From a technical point of view one of the bonuses I saw was that it used PKI throughout for encryption and such, which very little other software did. Though this was also clunky at times especially for non-technical users (has anyone ever made the use of PKI a smooth process for those who don't care to know the details?). Proper ACL management too rather than more simplistic permissions, but again this could be very clunky.

Though I'm not sure why we are talking entirely in the past tense, while Domino & Notes are not widely used anymore, they are still out there and developed (under the name HLC Notes) with the last release (adding LLM based “AI” features, of course…) was Jun last year and a bugfix update a few months later. My experience with Domino/Notes was in the 00s and early 10s when I was the accidental admin (the only guy who really understood it left) of a mail and document server based on it, hopefully the clunkiness complaints at least have been addressed since then.

somat 3 hours ago | parent | prev [-]

I don't entirely buy it, If true that should have killed the web, perhaps the web survived because it was not a product.

EagnaIonat 3 hours ago | parent [-]

There were UX horror stories on the web as well. I guess it is the physical connection of having to start up your Notes application in work and being forced to use poorly designed apps.

andrewstuart 5 hours ago | parent | prev | next [-]

There were many reasons Notes died.

It was very hard to get data in and out it had almost no capability for data import/export.

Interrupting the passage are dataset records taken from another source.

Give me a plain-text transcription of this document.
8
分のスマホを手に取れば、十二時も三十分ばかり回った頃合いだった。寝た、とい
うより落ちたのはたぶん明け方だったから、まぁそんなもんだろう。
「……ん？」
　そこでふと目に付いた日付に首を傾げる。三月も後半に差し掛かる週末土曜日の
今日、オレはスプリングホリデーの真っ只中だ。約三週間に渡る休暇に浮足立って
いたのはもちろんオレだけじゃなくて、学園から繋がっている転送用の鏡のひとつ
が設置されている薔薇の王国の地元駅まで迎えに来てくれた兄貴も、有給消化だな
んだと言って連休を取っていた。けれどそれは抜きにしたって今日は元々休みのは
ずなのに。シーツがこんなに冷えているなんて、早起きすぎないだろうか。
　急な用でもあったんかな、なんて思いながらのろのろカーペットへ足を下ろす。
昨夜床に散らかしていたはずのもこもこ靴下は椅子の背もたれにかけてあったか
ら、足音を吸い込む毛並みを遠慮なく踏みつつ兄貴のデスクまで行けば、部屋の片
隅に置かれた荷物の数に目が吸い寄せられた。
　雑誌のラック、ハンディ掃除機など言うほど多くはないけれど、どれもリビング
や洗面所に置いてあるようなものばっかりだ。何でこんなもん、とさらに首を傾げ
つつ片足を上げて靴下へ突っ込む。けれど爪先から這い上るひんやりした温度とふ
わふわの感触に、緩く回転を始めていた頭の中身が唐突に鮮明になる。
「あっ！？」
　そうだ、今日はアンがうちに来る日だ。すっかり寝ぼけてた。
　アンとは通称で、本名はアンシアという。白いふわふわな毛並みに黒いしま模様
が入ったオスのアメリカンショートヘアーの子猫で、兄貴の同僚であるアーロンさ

Internet email killed Notes early advantage as one of the first email systems.

It was a very closed environment hard to connect or program outside its own sandbox.

Sharepoint was a full on assault by Microsoft on the groupware category and its enormous success was at the expense of Notes.

The web did many things better than notes there much much overlap.

The UI was clunky in some ways.

Some of the concepts like replication were just too much too early for many people to grasp.

SQL rose in the corporate world chipping away further at notes.

The Notes formula language was good ish for the time but really became very dated, and the alternative LotusScript was a dead end too.

Unstructured document databases were very polarizing sine people hated them with a passion.

The parent company Lotus main product 1-2-3 which ad dominated the spreadsheet world got smashed by Excel.

There’s more reasons too but there’s enough there you can see the doom of Notes.

rahimnathwani 3 hours ago | parent [-]

I'm curious about this part: "The Notes formula language was good ish for the time but really became very dated, and the alternative LotusScript was a dead end too."

IIRC LotusScript was basically VB but with a different object model. Why was it a dead end?

andrewstuart 2 hours ago | parent [-]

Well I suppose the whole thing was a dead end.

Back then a lot of software particularly in the windows world wasn’t very good at talking to anything else. Today everything talks to everything.

Notes already had so many problems it was sunk and lotuscript which as you say was like script. Good but not enough to stop the titanic hitting the iceberg.

dundercoder 6 hours ago | parent | prev [-]

With everything as a note, how was it so performant? How did it scale so well?

GMoromisato 5 hours ago | parent | next [-]

It was basically NoSQL before NoSQL.

Each note was just a record, but with no schema. Schemas were imposed at the UI layer by forms and at indexing time by views.

shrikant 3 hours ago | parent | prev [-]

Baffling to see this, in every place I've worked at that used Lotus Notes, it was an absolute dog on the system. Clunky, slow, and ground everything else to a halt. And this was the case even on a relatively modern laptop in 2019. Not what I'd call performant at all!